Private taxis with a driver are the easiest option (Ola/Uber don’t operate here). Shared sumos run between towns for cheaper, slower travel. Inside Srinagar, agree on auto-rickshaw fares before you sit in.
Is Kashmir safe for tourists?
The main tourist circuit (Srinagar–Gulmarg–Pahalgam–Sonamarg) is currently functioning with heavy security, but Kashmir remains a politically sensitive region.
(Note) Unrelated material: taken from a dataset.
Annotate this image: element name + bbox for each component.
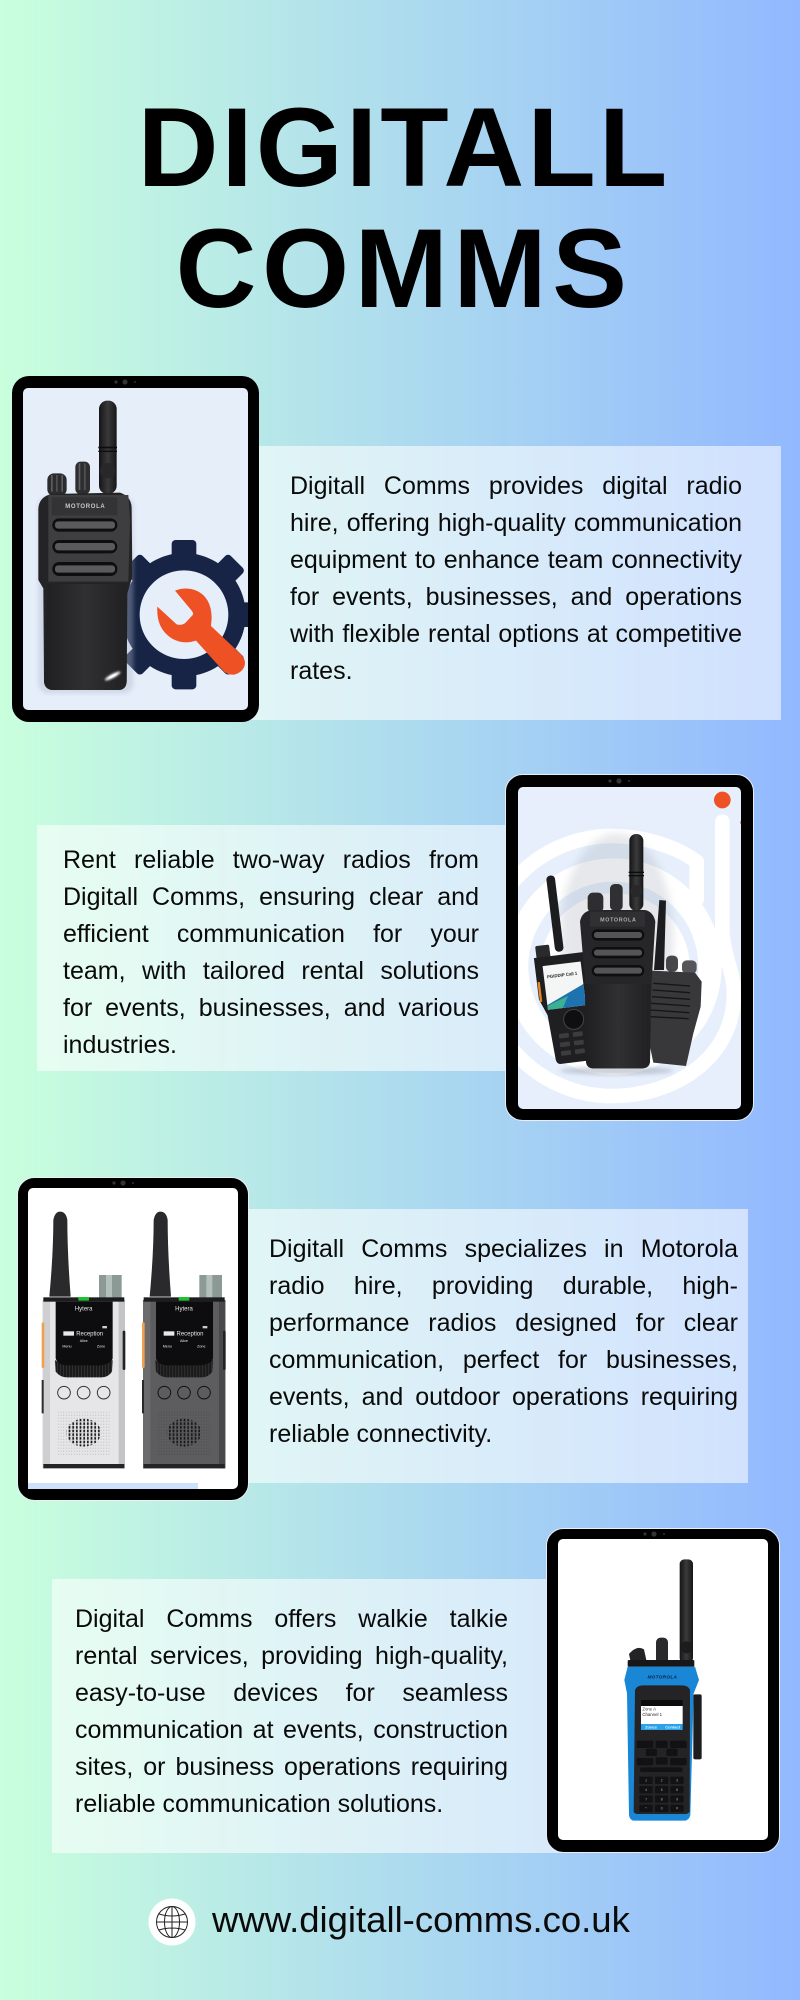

Check advisories the week of your trip, stick to the main circuit, avoid politically sensitive dates, and don’t venture into lesser-known areas without a vetted local guide.
What are the cultural dos and don'ts in Kashmir?
Dress modestly (especially around shrines and mosques), ask before photographing locals, remove your shoes at religious sites, and don’t discuss politics or the disputed status of the region with strangers.
Are there any tourist scams in Kashmir?
The big four: shikara overcharging (insist on the government rate of around ₹900/hour), fake pashminas sold as real (a real one starts upwards of ₹6,000), forced “guides” in Gulmarg you don’t actually need, and inflated saffron and dry-fruit prices outside the government emporium.
Will my mobile SIM work in Kashmir?
Only postpaid SIMs work on J&K networks. Prepaid connections from other states don’t activate. Carry a postpaid SIM, or buy a local Jio/Airtel postpaid with your Aadhaar in Srinagar (takes about 24 hours to activate).